Hingga tadi pagi, sedari bangun ku yakinkan diriku sendiri untuk tetap pergi dan membeli hari ini, jangan ditunda. Lebih cepat lebih baik, kalau kata pak JK. –kampanye terselubung- Oke, jadi urutannya begini; ke ATM di seberang jalan, karena toko elektronik di pasar hanya menerima uang tunai. Lalu naik bis ke pasar dan masuk ke komplek toko-toko elektronik, jangan galau, pilih saja toko dengan pajangan mesin cuci terbanyak. Masuk ke dalam toko dengan cool, jangan terlalu menunjukkan minat. Tawar harga dengan santai, jangan banyak bicara a la ibu-ibu, pasti lebih sulit diturunin harganya. Kalau digoda dengan alasan-alasan membuai, katakan saja uangnya tak cukup. Pastikan kapasitas listrik yang dibutuhkan tidak terlalu besar dan merk setidaknya sudah dikenal. Jangan sok-sokan tanya harga merk Eropa, cuma bikin sakit hati saja. Kalau sudah deal harga mesin cuci, baru tanyakan dvd player. Cari warna hitam, biar matching sama tv. Jangan belaga tanya harga barang lain, godaan pasti lebih besar dan buntutnya dibeli padahal tidak masuk daftar.

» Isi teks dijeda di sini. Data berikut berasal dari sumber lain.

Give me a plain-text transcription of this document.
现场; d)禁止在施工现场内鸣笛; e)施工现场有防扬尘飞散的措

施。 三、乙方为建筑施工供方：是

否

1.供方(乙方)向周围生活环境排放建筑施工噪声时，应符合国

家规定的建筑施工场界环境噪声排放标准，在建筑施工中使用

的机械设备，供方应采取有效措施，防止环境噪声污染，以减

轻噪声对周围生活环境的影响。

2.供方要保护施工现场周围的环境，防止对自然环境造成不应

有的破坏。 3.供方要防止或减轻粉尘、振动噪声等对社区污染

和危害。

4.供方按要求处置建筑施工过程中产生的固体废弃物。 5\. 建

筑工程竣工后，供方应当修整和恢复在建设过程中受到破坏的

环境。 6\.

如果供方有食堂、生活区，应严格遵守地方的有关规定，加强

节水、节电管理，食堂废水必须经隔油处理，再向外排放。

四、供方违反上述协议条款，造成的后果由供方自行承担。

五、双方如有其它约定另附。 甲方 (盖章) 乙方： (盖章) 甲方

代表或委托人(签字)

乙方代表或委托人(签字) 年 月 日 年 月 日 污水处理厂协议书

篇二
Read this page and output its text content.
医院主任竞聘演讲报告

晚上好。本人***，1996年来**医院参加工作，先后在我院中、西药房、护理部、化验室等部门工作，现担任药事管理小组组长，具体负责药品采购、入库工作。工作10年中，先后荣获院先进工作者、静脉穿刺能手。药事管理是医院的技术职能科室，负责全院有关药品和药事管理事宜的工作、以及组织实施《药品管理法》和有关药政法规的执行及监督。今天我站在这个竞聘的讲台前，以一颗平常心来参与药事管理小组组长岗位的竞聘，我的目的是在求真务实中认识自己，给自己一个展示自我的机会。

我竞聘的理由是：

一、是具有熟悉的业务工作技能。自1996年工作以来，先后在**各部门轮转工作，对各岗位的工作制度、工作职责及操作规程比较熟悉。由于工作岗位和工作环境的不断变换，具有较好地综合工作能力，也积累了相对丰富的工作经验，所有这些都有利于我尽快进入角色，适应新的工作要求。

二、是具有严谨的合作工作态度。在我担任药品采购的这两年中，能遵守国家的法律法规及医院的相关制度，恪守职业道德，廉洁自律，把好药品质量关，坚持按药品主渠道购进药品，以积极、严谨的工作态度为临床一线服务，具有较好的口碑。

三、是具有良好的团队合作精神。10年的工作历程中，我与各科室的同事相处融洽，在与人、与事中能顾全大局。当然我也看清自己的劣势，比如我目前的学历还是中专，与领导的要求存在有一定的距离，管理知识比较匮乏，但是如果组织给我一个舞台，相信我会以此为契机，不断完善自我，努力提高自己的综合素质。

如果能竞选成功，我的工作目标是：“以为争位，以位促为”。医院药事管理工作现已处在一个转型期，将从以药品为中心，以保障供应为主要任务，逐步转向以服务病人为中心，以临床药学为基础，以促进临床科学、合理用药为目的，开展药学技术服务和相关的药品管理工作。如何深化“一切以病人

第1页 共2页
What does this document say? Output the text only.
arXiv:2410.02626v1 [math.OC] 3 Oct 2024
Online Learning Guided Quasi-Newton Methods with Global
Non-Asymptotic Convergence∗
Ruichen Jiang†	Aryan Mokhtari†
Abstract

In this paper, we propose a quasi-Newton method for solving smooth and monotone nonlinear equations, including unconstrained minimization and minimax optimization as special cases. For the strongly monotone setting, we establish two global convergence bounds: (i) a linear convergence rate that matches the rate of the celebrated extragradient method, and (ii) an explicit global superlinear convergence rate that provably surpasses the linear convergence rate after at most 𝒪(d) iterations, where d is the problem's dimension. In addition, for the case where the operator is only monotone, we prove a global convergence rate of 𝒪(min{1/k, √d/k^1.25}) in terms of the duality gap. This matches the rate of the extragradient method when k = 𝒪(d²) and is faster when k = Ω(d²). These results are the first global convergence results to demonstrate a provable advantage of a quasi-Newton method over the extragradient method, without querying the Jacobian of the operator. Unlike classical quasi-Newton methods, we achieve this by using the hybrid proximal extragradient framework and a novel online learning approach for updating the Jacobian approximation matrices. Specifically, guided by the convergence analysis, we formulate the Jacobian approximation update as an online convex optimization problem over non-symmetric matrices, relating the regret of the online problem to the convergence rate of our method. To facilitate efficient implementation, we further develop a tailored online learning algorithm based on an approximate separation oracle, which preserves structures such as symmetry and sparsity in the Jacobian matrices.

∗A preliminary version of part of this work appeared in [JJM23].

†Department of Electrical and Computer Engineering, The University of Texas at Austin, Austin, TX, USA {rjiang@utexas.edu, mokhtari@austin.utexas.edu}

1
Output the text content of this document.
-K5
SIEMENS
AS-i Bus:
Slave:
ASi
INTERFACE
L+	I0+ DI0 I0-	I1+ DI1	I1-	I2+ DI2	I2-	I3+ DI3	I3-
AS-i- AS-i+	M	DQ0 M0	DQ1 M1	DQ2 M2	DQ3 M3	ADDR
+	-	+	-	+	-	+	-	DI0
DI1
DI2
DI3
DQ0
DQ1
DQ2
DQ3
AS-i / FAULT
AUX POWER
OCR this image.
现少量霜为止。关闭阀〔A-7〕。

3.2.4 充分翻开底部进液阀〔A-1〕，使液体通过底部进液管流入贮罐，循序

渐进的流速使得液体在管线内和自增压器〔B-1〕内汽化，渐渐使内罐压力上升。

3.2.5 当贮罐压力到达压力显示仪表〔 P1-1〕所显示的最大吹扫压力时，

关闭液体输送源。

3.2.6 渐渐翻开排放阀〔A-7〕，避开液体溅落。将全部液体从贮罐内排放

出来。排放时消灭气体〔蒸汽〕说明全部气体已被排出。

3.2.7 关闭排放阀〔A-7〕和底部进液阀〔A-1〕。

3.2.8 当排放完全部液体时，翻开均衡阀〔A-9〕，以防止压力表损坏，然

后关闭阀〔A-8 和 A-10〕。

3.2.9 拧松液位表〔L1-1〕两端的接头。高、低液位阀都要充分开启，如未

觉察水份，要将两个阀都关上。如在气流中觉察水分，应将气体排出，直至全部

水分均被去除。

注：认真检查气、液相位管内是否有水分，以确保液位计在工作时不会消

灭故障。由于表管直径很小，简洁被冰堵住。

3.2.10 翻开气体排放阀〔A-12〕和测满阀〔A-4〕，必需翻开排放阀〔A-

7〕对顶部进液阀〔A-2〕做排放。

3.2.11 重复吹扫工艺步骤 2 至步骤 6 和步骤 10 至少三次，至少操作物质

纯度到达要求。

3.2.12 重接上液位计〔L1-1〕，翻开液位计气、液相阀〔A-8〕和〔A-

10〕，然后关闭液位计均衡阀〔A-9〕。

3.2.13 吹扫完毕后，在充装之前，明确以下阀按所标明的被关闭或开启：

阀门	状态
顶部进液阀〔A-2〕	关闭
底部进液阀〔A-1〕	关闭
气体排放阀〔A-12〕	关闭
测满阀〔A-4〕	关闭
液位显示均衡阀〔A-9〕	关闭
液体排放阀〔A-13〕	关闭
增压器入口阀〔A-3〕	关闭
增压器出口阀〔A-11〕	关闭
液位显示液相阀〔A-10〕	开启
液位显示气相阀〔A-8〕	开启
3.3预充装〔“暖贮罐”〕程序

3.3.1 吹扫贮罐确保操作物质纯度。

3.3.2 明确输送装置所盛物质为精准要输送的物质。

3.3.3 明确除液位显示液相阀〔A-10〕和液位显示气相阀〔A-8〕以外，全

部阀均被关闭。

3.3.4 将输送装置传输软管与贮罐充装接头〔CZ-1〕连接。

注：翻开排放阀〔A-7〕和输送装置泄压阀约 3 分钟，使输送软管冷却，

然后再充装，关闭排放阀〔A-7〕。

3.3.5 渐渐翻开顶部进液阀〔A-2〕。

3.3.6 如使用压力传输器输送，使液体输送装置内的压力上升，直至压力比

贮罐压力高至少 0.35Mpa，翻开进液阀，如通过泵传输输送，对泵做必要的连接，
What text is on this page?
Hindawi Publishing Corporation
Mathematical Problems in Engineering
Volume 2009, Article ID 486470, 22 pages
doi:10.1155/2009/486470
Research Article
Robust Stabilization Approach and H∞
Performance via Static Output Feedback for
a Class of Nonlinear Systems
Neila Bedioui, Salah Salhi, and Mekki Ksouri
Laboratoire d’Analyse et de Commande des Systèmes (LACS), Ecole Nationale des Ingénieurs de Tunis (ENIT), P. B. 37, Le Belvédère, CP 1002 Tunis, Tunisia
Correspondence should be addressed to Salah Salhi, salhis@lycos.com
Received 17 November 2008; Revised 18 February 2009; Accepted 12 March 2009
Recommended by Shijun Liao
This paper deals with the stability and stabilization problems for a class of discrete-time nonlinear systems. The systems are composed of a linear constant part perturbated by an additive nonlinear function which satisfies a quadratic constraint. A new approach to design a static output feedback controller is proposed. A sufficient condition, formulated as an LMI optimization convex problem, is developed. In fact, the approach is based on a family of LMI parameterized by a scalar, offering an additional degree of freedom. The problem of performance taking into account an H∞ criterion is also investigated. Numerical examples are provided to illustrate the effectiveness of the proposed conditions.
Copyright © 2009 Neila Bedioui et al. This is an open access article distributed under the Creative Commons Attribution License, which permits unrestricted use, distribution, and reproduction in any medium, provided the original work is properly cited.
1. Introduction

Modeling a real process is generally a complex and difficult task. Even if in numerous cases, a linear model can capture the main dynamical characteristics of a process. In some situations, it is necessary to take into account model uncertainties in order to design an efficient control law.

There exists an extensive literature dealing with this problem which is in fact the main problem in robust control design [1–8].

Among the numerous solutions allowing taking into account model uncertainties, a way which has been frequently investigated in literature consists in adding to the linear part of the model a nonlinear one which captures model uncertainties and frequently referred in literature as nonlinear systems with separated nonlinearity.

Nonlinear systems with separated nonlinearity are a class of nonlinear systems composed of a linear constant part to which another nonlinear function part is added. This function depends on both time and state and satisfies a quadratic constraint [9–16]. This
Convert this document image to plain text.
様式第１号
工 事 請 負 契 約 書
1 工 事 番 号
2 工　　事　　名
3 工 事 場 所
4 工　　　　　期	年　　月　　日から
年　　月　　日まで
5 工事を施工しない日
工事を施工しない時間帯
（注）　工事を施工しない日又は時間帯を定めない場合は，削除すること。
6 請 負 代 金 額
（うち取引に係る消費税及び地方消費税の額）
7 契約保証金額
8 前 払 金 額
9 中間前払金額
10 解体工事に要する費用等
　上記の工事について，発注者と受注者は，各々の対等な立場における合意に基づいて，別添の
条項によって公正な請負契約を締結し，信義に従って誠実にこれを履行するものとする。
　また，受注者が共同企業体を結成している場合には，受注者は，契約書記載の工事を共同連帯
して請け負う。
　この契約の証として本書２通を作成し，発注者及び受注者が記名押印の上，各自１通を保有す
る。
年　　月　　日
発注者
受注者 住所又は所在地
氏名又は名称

La voila! Kudapat mesin cuci ber-merk Jepang ukuran 10 kg dengan harga sesuai rencana. Ada sisa uang, kubeli itu dvd player –sebenarnya bisa dapat dengan harga lebih murah, tapi lagi mood bagi-bagi rezeki sama si masnya- ber-merk dan warna sesuai rencana. Kubayar, tunai, macam mas kawin saja. Kuberi kertas bertuliskan alamat rumah serta nomor hp, kali-kali alamatku sulit dicari. Kuminum segelas aqua, servis dari si mas. Lalu pamit, tak lupa berterima kasih.

Huwaaahh.. senangnya, puasnya. Itu kali pertama aku beli elektronik di tempat yang harus tawar menawar, sendiri. Keren kan, Sore?

”Ah, si mbak ini pinter amat nawarnya,” keluh si mas putus asa.